There was a significant heterogeneity across the included studies. However, subgroup analyses of ethnicity, tumor types, and the methods used to estimate the HR failed to identify its source. The sensitivity analyses showed that the stable pooled HR was not significantly affected by each individual study. The meta-regression confirmed that the number of patients might be a major source of heterogeneity. However, the meta-regression adjusted R2 value of the number of patients is just 15.78% (data not shown), which could only explain a small part of heterogeneity source. Therefore, it is likely that the heterogeneity is due to the differences in the baseline characteristics of patients, the immunohistochemical methods, and the baseline referring to positive/high PD-L1 expression. However, because of lacking clinical data in these aspects, we cannot determine their contribution to the heterogeneity among studies.

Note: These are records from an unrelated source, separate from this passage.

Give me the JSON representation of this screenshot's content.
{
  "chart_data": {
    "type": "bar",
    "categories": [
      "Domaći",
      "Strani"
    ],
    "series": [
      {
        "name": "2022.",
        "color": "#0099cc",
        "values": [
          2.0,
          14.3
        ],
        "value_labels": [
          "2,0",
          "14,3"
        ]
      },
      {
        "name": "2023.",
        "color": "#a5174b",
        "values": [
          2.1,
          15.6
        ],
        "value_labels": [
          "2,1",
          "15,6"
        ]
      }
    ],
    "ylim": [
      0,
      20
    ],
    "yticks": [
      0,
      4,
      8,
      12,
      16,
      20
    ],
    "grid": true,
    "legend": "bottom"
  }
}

Previously, some meta-analyses have been conducted to study the association between PD-L1 and some cancers in the digestive system. Huang et al52 identified nine studies that involved 2,500 gastrointestinal tract cancer patients, and reported that PD-L1 is a prognostic risk factor for gastrointestinal tract cancer. The study by Wu et al,53 which included seven studies with 687 patients, showed that positive PD-L1 expression status in tumor cells was associated with worse 5-year OS of EC, gastric cancer, and CRC. Compared with these studies, our meta-analysis has some differences and advantages. First of all, our study is the first meta-analysis to estimate the role of PD-L1 in the prognosis of digestive system cancers. Second, we not only analyzed OS but also evaluated DFS and RFS, which contributed to a comprehensive understanding of the issue. Third, our conclusion is more reliable because several new studies fulfilling the inclusion criteria have been included.

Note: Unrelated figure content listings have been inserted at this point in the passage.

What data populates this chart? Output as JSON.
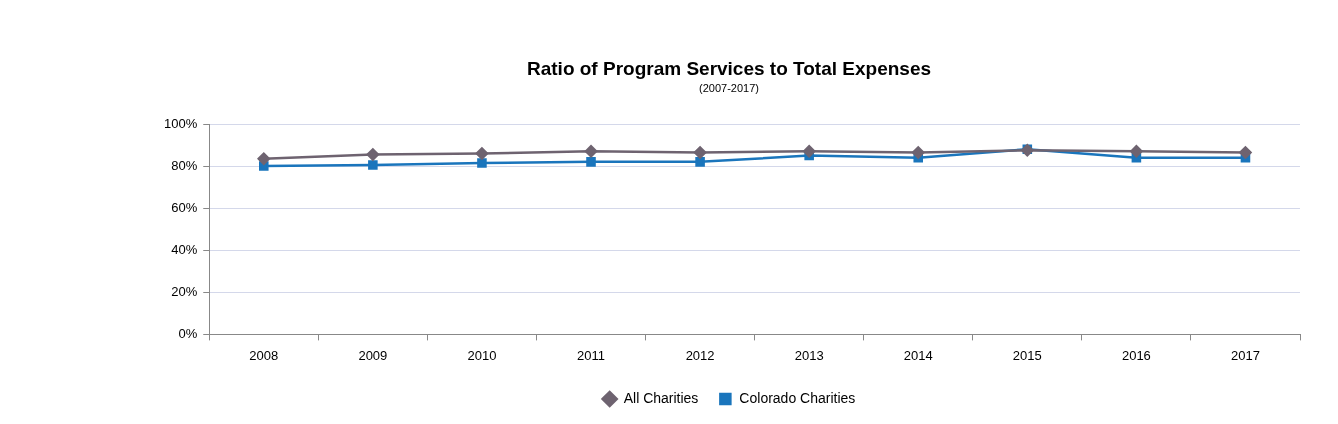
{
  "chart_data": {
    "type": "line",
    "title": "Ratio of Program Services to Total Expenses",
    "subtitle": "(2007-2017)",
    "categories": [
      "2008",
      "2009",
      "2010",
      "2011",
      "2012",
      "2013",
      "2014",
      "2015",
      "2016",
      "2017"
    ],
    "series": [
      {
        "name": "Colorado Charities",
        "color": "#1a75bc",
        "marker": "square",
        "values": [
          80,
          80.5,
          81.5,
          82,
          82,
          85,
          84,
          88,
          84,
          84
        ]
      },
      {
        "name": "All Charities",
        "color": "#6e6370",
        "marker": "diamond",
        "values": [
          83.5,
          85.5,
          86,
          87,
          86.5,
          87,
          86.5,
          87.5,
          87,
          86.5
        ]
      }
    ],
    "ylim": [
      0,
      100
    ],
    "yticks": [
      {
        "value": 0,
        "label": "0%"
      },
      {
        "value": 20,
        "label": "20%"
      },
      {
        "value": 40,
        "label": "40%"
      },
      {
        "value": 60,
        "label": "60%"
      },
      {
        "value": 80,
        "label": "80%"
      },
      {
        "value": 100,
        "label": "100%"
      }
    ],
    "grid": "y",
    "legend": "bottom",
    "line_style": "solid"
  }
}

We attempted to conduct a comprehensive analysis of PD-L1 and prognosis of digestive system cancers, but it should be recognized that there are still some limitations in our study. First, some survival data were not reported directly; therefore, an indirect method was used to extract data from the Kaplan–Meier survival curves, which may affect the accuracy of the original data. Second, publication bias was observed among studies reporting OS. The reason may be that studies with positive results were published more easily. Third, we cannot recognize the association between subgroups of RFS and PD-L1 expression due to lack of data. More importantly, the PD-L1 expression level measured using immunohistochemistry might show high variability between studies. Hence, a baseline for positive/high PD-L1 expression should be established.

Conclusion

We found that PD-L1 expression indicated poor OS outcomes. We indicated that PD-L1 may serve as a prognostic indicator and a potential novel target for treatment in digestive system cancers.